浦和レッズ「アウトレイジ第2章」は、クラブ再建の契機となるか (2ページ目)

  • 原山裕平●取材・文 text by Harayama Yuhei
  • 佐野美樹●撮影 photo by Sano Miki

 混迷を極めるなかで後任に就いたのは、大槻毅新監督である。昨季も途中に暫定的に指揮を執り、チームを立て直した実績を備える。オールバックの強面の風貌で「組長」「アウトレイジ」と呼ばれた新監督は、浦和を再建できるのか。川崎戦の焦点は、まさにそこにあった。

 果たして、大槻監督に率いられた浦和は、低調に終わった1週間前の広島戦とは明らかに異なる姿を示した。

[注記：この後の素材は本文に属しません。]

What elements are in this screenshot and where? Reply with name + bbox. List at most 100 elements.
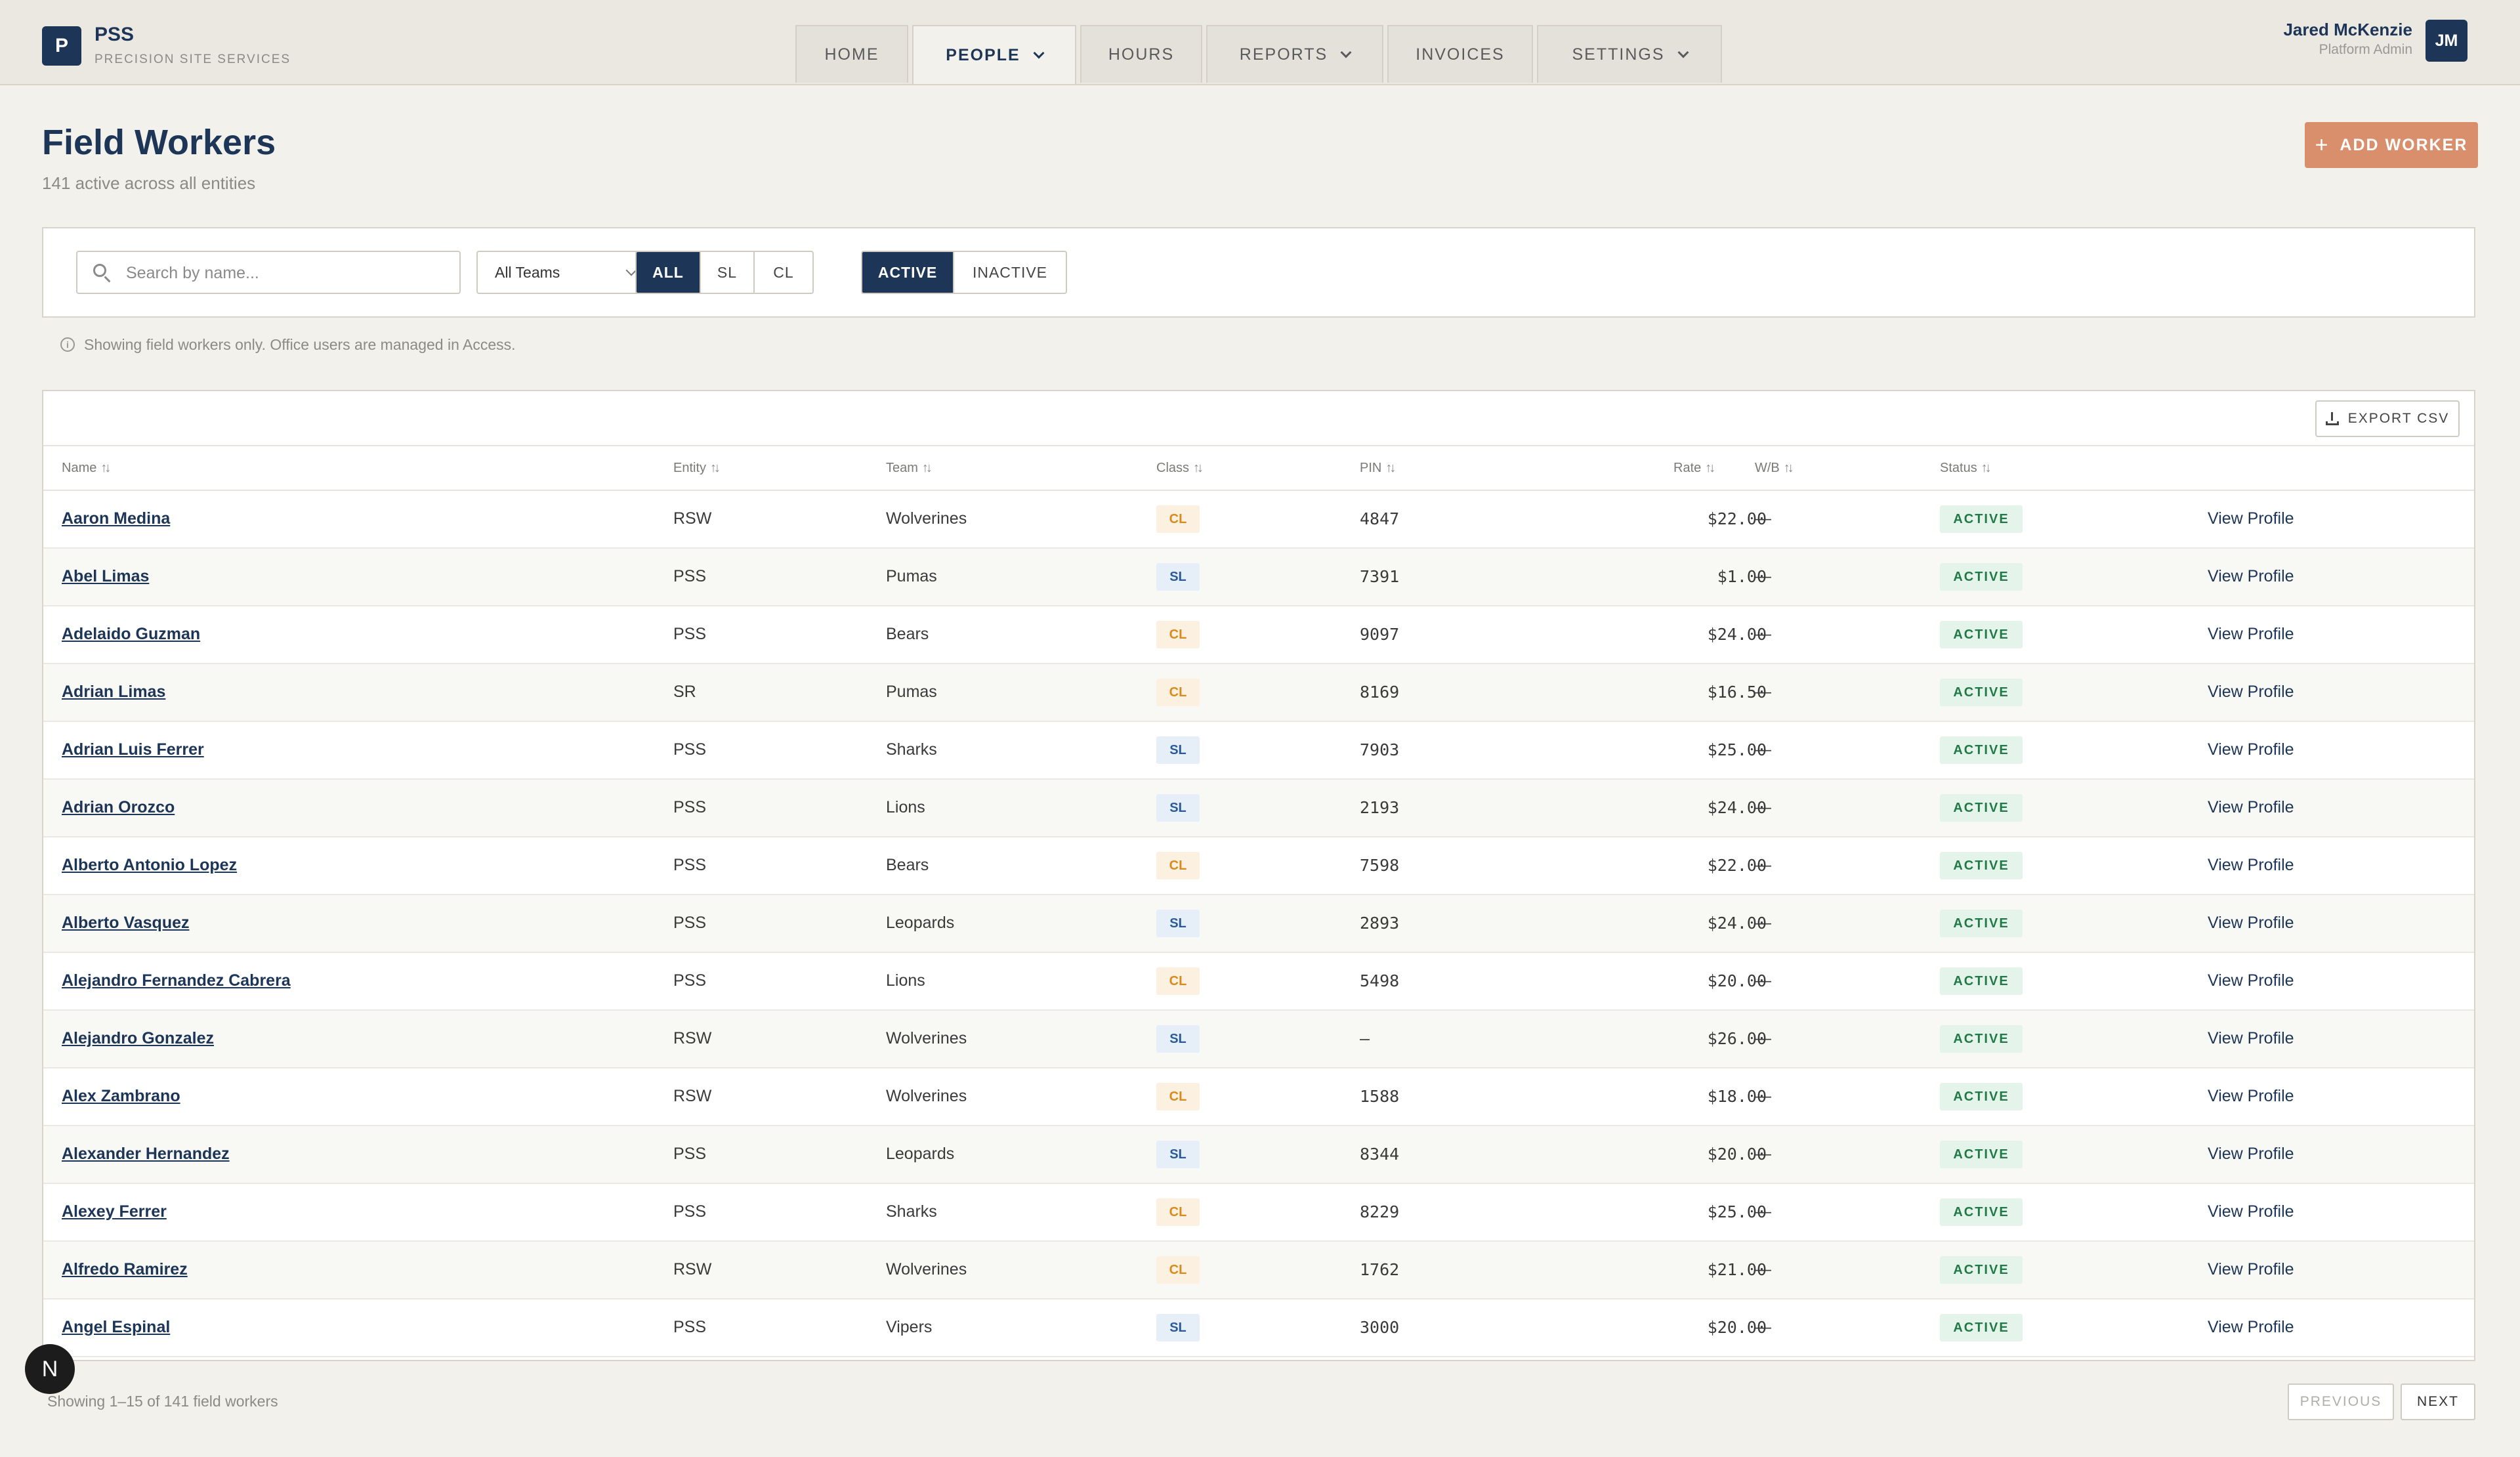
view-profile-link[interactable]: View Profile	[2208, 1029, 2294, 1047]
add-worker-button[interactable]: + ADD WORKER	[2305, 122, 2478, 168]
pagination-summary: Showing 1–15 of 141 field workers	[47, 1393, 278, 1410]
worker-name-link[interactable]: Adrian Orozco	[62, 798, 175, 816]
status-badge: ACTIVE	[1940, 1256, 2023, 1284]
pin-cell: 8169	[1360, 683, 1400, 702]
nav-tab-invoices[interactable]: INVOICES	[1387, 25, 1533, 83]
wb-cell: —	[1755, 1087, 1771, 1105]
column-header-class[interactable]: Class ↑↓	[1156, 461, 1204, 475]
view-profile-link[interactable]: View Profile	[2208, 567, 2294, 585]
pin-cell: 1762	[1360, 1260, 1400, 1279]
view-profile-link[interactable]: View Profile	[2208, 1260, 2294, 1278]
pin-cell: 5498	[1360, 971, 1400, 990]
chevron-down-icon	[1033, 47, 1045, 59]
info-icon: i	[60, 337, 75, 352]
table-row: Adrian Limas SR Pumas CL 8169 $16.50— ACTIVE Vi…	[43, 664, 2474, 722]
worker-name-link[interactable]: Alexey Ferrer	[62, 1202, 167, 1221]
view-profile-link[interactable]: View Profile	[2208, 798, 2294, 816]
class-filter-cl[interactable]: CL	[773, 263, 794, 281]
class-badge: CL	[1156, 505, 1200, 533]
worker-name-link[interactable]: Alejandro Gonzalez	[62, 1029, 214, 1047]
column-header-rate[interactable]: Rate ↑↓	[1673, 461, 1715, 475]
column-header-status[interactable]: Status ↑↓	[1940, 461, 1992, 475]
table-row: Aaron Medina RSW Wolverines CL 4847 $22.00— AC…	[43, 491, 2474, 549]
column-header-name[interactable]: Name ↑↓	[62, 461, 111, 475]
rate-cell: $21.00	[1707, 1260, 1767, 1279]
view-profile-link[interactable]: View Profile	[2208, 1145, 2294, 1163]
nav-tab-home[interactable]: HOME	[795, 25, 908, 83]
worker-name-link[interactable]: Adelaido Guzman	[62, 625, 201, 643]
nav-tab-reports[interactable]: REPORTS	[1206, 25, 1383, 83]
team-cell: Pumas	[886, 567, 937, 585]
team-cell: Leopards	[886, 1145, 955, 1163]
entity-cell: PSS	[673, 1202, 707, 1221]
team-select[interactable]: All Teams	[476, 251, 659, 294]
brand-logo[interactable]: P	[42, 26, 81, 66]
nav-tab-settings[interactable]: SETTINGS	[1537, 25, 1722, 83]
column-header-entity[interactable]: Entity ↑↓	[673, 461, 721, 475]
pin-cell: 7903	[1360, 740, 1400, 759]
entity-cell: RSW	[673, 1029, 712, 1047]
entity-cell: PSS	[673, 971, 707, 990]
view-profile-link[interactable]: View Profile	[2208, 625, 2294, 643]
search-input[interactable]: Search by name...	[76, 251, 461, 294]
view-profile-link[interactable]: View Profile	[2208, 971, 2294, 990]
column-header-team[interactable]: Team ↑↓	[886, 461, 933, 475]
worker-name-link[interactable]: Aaron Medina	[62, 509, 171, 528]
export-csv-button[interactable]: EXPORT CSV	[2315, 400, 2460, 437]
pin-cell: 2193	[1360, 798, 1400, 817]
avatar[interactable]: JM	[2426, 20, 2468, 62]
entity-cell: PSS	[673, 740, 707, 759]
worker-name-link[interactable]: Abel Limas	[62, 567, 150, 585]
status-badge: ACTIVE	[1940, 505, 2023, 533]
page-subtitle: 141 active across all entities	[42, 173, 256, 193]
wb-cell: —	[1755, 625, 1771, 643]
view-profile-link[interactable]: View Profile	[2208, 856, 2294, 874]
worker-name-link[interactable]: Alberto Vasquez	[62, 914, 190, 932]
view-profile-link[interactable]: View Profile	[2208, 1202, 2294, 1221]
rate-cell: $24.00	[1707, 625, 1767, 644]
class-filter-group: ALL SL CL	[635, 251, 814, 294]
worker-name-link[interactable]: Adrian Luis Ferrer	[62, 740, 204, 759]
wb-cell: —	[1755, 971, 1771, 990]
nav-tab-people[interactable]: PEOPLE	[912, 25, 1076, 84]
floating-dev-badge[interactable]: N	[25, 1344, 75, 1394]
worker-name-link[interactable]: Alexander Hernandez	[62, 1145, 230, 1163]
worker-name-link[interactable]: Angel Espinal	[62, 1318, 171, 1336]
class-filter-sl[interactable]: SL	[701, 252, 755, 293]
worker-name-link[interactable]: Alfredo Ramirez	[62, 1260, 188, 1278]
view-profile-link[interactable]: View Profile	[2208, 1318, 2294, 1336]
column-header-pin[interactable]: PIN ↑↓	[1360, 461, 1396, 475]
previous-page-button[interactable]: PREVIOUS	[2288, 1383, 2394, 1420]
view-profile-link[interactable]: View Profile	[2208, 1087, 2294, 1105]
wb-cell: —	[1755, 856, 1771, 874]
status-badge: ACTIVE	[1940, 1083, 2023, 1110]
status-badge: ACTIVE	[1940, 1198, 2023, 1226]
next-page-button[interactable]: NEXT	[2401, 1383, 2475, 1420]
rate-cell: $20.00	[1707, 1318, 1767, 1337]
wb-cell: —	[1755, 914, 1771, 932]
worker-name-link[interactable]: Alberto Antonio Lopez	[62, 856, 238, 874]
worker-name-link[interactable]: Alejandro Fernandez Cabrera	[62, 971, 291, 990]
entity-cell: RSW	[673, 1260, 712, 1278]
view-profile-link[interactable]: View Profile	[2208, 509, 2294, 528]
table-row: Angel Espinal PSS Vipers SL 3000 $20.00— ACTIV…	[43, 1299, 2474, 1357]
class-filter-all[interactable]: ALL	[637, 252, 701, 293]
entity-cell: PSS	[673, 625, 707, 643]
worker-name-link[interactable]: Alex Zambrano	[62, 1087, 180, 1105]
sort-icon: ↑↓	[710, 461, 721, 475]
status-badge: ACTIVE	[1940, 967, 2023, 995]
status-filter-inactive[interactable]: INACTIVE	[972, 263, 1048, 281]
view-profile-link[interactable]: View Profile	[2208, 740, 2294, 759]
view-profile-link[interactable]: View Profile	[2208, 683, 2294, 701]
table-row: Adrian Luis Ferrer PSS Sharks SL 7903 $25.00—…	[43, 722, 2474, 780]
sort-icon: ↑↓	[1385, 461, 1396, 475]
team-cell: Wolverines	[886, 509, 967, 528]
wb-cell: —	[1755, 509, 1771, 528]
team-cell: Sharks	[886, 740, 937, 759]
rate-cell: $22.00	[1707, 509, 1767, 528]
worker-name-link[interactable]: Adrian Limas	[62, 683, 166, 701]
status-filter-active[interactable]: ACTIVE	[862, 252, 954, 293]
column-header-wb[interactable]: W/B ↑↓	[1755, 461, 1794, 475]
nav-tab-hours[interactable]: HOURS	[1080, 25, 1202, 83]
view-profile-link[interactable]: View Profile	[2208, 914, 2294, 932]
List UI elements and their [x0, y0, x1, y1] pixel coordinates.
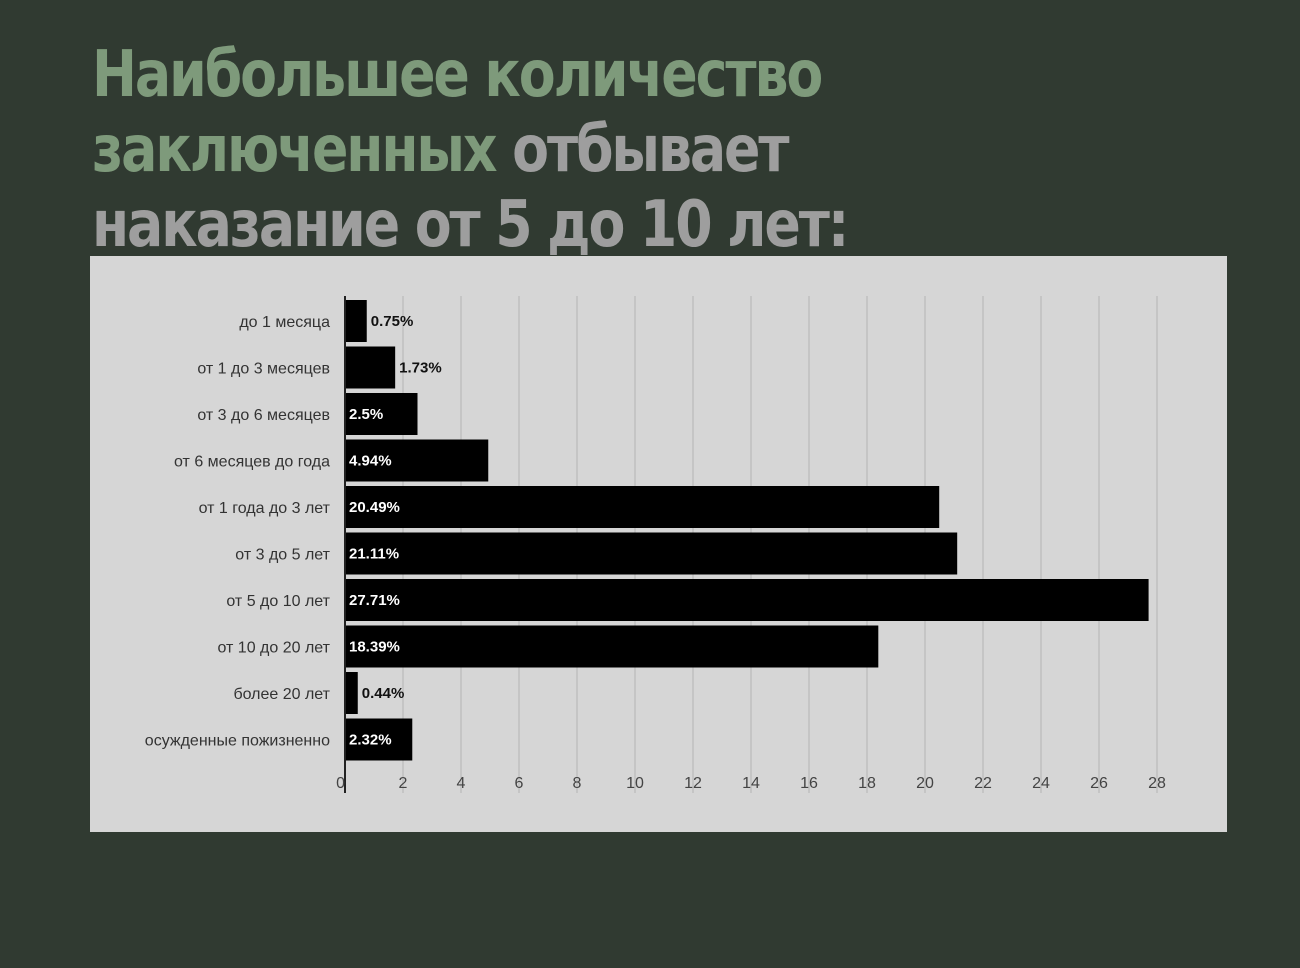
bars — [345, 300, 1149, 761]
value-label: 21.11% — [349, 546, 399, 563]
category-label: от 10 до 20 лет — [217, 640, 330, 657]
chart-panel: до 1 месяца от 1 до 3 месяцев от 3 до 6 ме… — [90, 256, 1227, 832]
value-label: 2.5% — [349, 406, 383, 423]
headline: Наибольшее количество заключенных отбывае… — [92, 38, 932, 263]
x-tick-label: 28 — [1148, 775, 1166, 792]
value-label: 2.32% — [349, 732, 392, 749]
x-tick-label: 26 — [1090, 775, 1108, 792]
category-label: от 1 до 3 месяцев — [197, 361, 330, 378]
bar-chart: до 1 месяца от 1 до 3 месяцев от 3 до 6 ме… — [145, 296, 1166, 793]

 立ち上がりからアグレッシブにボールを取りにいき、ボールを奪えば素早く切り替え、鋭く相手ゴールに迫っていく。開始早々の宇賀神友弥のゴールはオフサイド判定で認められなかったものの、迫力十分のアタックは王者を十分に慌てさせるものだった。

 この日の浦和は前節から、スタメン5人を変更。システムも3−3−2−2から3−4−2−1へとマイナーチェンジを施している。スタメンのなかには大卒ルーキーのDF岩武克弥も抜擢された。

 前体制下では、メンバーはほぼ固定化されていたが、大槻監督はまずチーム内に競争力を促すことから着手した。

「メンバーは、たしかにわからないような状況でした。実際に今日のスタメンは、前日練習のメンバーとは違っていた。誰が出るかわからない状況になったことで、チームにいい刺激が入ったと思います」

 槙野智章が振り返ったように、閉塞感が漂っていたチームの雰囲気は、わずか3日間で大きく変わったという。実際に岩武をはじめ、ボランチに入った柴戸海、シャドーを務めたマルティノスら、これまで出番の少なかったメンバーたちが鬱憤(うっぷん)を晴らすかのようなプレーを見せて、チームに勢いをもたらしている。

 ボールを奪い、素早く縦に展開し、相手にボールが渡っても、再び激しく奪い返しにいく――。そのプレーには間違いなく、気持ちがこもっていた。これまでの主軸の「危機感」と、チャンスを与えられた選手の「渇望感」が、この日の浦和の原動力となっていたのは間違いない。